And if that's true, which it undoubtedly is, then what better opportunity for Christians to re-discover and embody the truly radical and revolutionary nature of genuine faith?
Speaking at the Church of England's ruling body, the General Synod, the Archbishop referred to the upheaval and turmoil seen in the Middle East in recent years, most immediately in Egypt.
But Justin Welby went on to refer to other sorts of revolutions – the dramatic changes in society that we are living through here in the UK right now. Firstly, he said, there is an economic revolution: "Social need, food banks, credit injustice, gross differentiation of income... and pressure on all forms of state provision and spending: all these are here to stay."

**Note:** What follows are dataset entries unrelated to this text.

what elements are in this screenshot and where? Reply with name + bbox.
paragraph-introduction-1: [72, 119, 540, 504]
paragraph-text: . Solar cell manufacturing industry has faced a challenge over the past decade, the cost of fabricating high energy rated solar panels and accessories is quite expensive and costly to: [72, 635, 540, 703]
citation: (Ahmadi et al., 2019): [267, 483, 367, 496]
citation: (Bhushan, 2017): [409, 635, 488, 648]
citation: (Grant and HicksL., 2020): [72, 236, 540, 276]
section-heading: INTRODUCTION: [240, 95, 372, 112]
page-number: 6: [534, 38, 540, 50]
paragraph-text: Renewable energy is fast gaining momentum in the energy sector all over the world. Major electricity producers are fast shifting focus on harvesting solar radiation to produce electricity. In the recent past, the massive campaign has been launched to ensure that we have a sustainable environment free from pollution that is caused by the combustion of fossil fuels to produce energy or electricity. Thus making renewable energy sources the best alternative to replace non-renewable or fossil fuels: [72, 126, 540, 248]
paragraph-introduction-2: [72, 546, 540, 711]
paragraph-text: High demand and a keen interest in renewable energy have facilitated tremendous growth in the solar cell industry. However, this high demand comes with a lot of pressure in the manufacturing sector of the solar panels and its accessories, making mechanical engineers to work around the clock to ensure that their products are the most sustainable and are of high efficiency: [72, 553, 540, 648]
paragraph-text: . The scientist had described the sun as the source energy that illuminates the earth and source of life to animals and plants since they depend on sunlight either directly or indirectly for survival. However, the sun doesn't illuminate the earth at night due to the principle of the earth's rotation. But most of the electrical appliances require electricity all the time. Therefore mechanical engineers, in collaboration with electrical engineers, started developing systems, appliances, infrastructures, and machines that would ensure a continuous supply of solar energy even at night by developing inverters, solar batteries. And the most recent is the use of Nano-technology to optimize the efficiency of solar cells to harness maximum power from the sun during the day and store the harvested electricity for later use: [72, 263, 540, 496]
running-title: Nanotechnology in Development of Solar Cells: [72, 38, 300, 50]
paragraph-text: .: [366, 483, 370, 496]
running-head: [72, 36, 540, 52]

Then, secondly, he said that we are living in a social revolution: "It may be that 59% of the population called themselves Christian at the last census, with 25% saying they had no faith. But the YouGov poll a couple of weeks back was the reverse, almost exactly, for those under 25."
Finally, the Archbishop said we are in a cultural revolution: "We may or may not like it, but we must accept that there is a revolution in the area of sexuality, and we have not fully heard it."
If these things are true, then it seems to me an ideal time to recapture something of the truly revolutionary nature of Christianity. As someone once said, a church can be either a museum (preserving past heritage for the sake of it), or a mausoleum (one step beyond a museum – when it has completely died) – or, alternatively, a living mass movement of people. A museum, a mausoleum or a movement – which would we rather our churches were?
The first century Christians were a truly revolutionary movement. On a day-by-day social level, the impact of the gospel was profound: "All who believed were together and had all things in common; they would sell their possessions and goods and distribute the proceeds to all, as any had need," the second chapter of Acts tells us. There are churches today where this sort of thing is lived out wonderfully right now.
Churches were also revolutionary in their political implications. To declare "Jesus is Lord" was effectively to state that Caesar was not Lord – a truly subversive statement to make. Perhaps today in declaring that Jesus is Lord we have to make it clear that money and possessions are not – however much society effectively says that they are.
Churches were revolutionary in relationship terms as well. Sometimes people wonder why the New Testament did not call explicitly for the abolition of slavery. The short answer is that to do so was as practical as calling today for the overnight abolition of pollution-producing petrol engines. What the New Testament did, however – as the little book of Philemon for example makes clear – was to so overturn relationships between slaves and masters that the whole social order was transformed from within.
George Verwer summed it all up so well in his book "Revolution of Love" when he wrote: "Jesus Christ was a revolutionary – the greatest and most complete revolutionary this world has ever known. Not a political revolutionary, but a spiritual revolutionary. And I believe that Christianity is a 'revolution of love' – a revolution that the Holy Spirit wants to bring about in our hearts and lives as he radically changes the way that we think and act."
So I say: a time of revolutions? Great! Revolution? Bring it on!